O protagonista é interpretado por Chris Rock: um detetive nos seus 40 anos de idade, mas com alma de 90, que fala gritando e sai reclamando de tudo – mas em defesa do Chris Rock, a parte de falar gritando é característica dele mesmo. Ele até começa o filme com um monólogo cômico claramente escrito por ele e muito fora de tom de todo o resto do filme. É como se o ator simplesmente não pudesse se conter.

A história embarca naquele esquema de policial novato fazendo dupla com o ranzinza da delegacia. Entretanto, já o agravante que o tal ranzinza é o último policial honesto da cidade. E o filme vai mostrando as investigações, jogando uns flashbacks para explicar as conturbadas relações entre os policiais e não sai muito disso. Eu até fiquei procurando o Denzel Washington, não é possível que não tenham chamado ele.

Espiral
Samuel L. Jackson

Os jogos

Mas é claro que as armadilhas angustiantes estão no filme, apenas não são propriamente o foco da história, o que é algo bom. Elas nem são tão criativas quanto costumavam ser para não perdermos muito tempo nelas, o que pode desagradar os fãs mais sanguinários, mas o público em geral pode ir mais tranquilo, pois são poucas as cenas onde se faz necessário desviar os olhos da tela.

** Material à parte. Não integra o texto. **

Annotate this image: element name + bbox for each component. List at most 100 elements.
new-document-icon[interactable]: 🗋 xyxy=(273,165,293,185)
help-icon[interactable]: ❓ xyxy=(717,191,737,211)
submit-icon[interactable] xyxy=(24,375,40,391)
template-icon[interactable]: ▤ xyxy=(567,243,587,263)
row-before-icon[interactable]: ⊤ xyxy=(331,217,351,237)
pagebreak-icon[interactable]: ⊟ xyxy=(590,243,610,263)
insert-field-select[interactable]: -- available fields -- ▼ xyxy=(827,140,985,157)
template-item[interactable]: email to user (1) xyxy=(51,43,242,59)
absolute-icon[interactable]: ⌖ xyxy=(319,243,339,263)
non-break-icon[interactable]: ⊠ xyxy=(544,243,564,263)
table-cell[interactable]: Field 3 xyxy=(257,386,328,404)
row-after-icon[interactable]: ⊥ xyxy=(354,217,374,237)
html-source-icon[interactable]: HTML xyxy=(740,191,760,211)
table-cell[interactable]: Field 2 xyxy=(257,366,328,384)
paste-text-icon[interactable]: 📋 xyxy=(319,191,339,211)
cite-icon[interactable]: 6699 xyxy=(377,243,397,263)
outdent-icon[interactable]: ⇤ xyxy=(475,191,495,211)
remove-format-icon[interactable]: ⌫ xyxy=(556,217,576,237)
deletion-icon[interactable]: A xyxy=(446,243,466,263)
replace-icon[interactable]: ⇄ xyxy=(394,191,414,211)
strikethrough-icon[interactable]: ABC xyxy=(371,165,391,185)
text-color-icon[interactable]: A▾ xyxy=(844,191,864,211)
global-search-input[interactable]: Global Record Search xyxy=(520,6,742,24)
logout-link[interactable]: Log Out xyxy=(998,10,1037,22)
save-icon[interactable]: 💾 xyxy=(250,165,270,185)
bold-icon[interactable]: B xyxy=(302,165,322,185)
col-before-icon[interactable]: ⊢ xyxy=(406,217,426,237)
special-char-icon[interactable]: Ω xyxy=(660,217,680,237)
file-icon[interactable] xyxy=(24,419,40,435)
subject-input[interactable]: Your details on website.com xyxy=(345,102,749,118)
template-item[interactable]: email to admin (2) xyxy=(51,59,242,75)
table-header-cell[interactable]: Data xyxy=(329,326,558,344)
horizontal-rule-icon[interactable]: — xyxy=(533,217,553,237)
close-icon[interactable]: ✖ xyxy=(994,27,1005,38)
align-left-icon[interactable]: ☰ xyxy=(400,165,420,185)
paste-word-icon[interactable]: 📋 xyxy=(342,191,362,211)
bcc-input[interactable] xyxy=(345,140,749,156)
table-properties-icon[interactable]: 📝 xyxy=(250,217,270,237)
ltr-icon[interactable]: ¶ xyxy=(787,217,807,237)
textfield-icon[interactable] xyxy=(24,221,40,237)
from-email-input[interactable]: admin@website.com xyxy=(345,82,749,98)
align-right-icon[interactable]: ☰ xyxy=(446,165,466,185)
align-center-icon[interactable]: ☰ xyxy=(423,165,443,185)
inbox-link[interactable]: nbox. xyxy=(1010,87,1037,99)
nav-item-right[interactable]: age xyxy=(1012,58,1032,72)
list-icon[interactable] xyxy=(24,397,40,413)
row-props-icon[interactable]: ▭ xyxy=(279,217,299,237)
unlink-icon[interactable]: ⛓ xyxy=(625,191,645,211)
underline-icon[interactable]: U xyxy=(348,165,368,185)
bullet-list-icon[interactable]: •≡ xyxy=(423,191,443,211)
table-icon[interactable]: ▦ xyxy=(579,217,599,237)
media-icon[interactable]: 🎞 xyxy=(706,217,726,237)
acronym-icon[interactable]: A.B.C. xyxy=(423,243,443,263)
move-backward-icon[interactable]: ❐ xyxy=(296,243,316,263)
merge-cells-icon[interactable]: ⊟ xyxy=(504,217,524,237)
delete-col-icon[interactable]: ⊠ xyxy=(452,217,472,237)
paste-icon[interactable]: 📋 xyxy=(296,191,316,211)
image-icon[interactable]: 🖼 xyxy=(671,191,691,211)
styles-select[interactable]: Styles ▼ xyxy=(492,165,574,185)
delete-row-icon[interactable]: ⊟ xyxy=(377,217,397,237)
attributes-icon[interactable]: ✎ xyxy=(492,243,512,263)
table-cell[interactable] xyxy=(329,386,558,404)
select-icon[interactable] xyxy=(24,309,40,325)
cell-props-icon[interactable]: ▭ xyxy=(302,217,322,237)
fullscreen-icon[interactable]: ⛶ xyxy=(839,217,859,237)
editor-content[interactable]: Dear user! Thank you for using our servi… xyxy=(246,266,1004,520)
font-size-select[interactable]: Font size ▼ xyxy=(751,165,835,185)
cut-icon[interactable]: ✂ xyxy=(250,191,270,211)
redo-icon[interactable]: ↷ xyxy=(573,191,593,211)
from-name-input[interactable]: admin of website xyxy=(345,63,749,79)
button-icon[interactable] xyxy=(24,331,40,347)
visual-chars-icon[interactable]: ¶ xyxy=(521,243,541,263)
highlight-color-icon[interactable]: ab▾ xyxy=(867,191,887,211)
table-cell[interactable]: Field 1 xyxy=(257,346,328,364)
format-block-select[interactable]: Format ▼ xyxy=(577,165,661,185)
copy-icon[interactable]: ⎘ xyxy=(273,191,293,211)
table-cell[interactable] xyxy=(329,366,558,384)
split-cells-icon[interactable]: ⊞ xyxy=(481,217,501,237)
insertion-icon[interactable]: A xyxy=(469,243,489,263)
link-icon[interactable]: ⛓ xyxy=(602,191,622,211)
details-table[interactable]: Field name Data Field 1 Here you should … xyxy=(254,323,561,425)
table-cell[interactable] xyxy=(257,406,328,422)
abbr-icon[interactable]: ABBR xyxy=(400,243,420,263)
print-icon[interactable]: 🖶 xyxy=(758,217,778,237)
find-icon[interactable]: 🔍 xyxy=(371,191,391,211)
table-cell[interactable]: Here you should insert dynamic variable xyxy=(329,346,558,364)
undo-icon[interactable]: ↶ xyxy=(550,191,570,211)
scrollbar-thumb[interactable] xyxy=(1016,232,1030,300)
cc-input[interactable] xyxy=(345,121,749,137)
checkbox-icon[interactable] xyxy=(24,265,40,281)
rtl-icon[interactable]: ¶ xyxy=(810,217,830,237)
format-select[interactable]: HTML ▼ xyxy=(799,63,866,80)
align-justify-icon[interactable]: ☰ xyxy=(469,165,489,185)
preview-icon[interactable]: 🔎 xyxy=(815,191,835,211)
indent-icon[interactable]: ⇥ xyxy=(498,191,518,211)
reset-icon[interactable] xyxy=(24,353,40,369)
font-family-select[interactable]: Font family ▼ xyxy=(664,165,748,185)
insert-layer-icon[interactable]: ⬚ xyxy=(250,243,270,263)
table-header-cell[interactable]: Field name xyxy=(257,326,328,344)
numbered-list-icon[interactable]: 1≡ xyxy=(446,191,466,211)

Por conta desses estratagemas menos abusados, a relação com o resto da franquia parece bem mais leve e até desnecessária. Se quisessem cortar uma ou duas cenas do já curto filme de uma hora e meia, a relação seria absolutamente nenhuma e eu estaria aqui apenas praguejando que é parecido demais com jogos mortais, pensando bem foi bom ter explicitado essa conexão.

Espiral

O vilão

Com pouca criatividade nas armadilhas, o maior defeito do filme é mesmo o vilão. Mais precisamente, a forma como o filme tenta passar a ideia de que o vilão é um gênio do mal, tendo cada passo dos planos cuidadosamente planejados e arquitetados.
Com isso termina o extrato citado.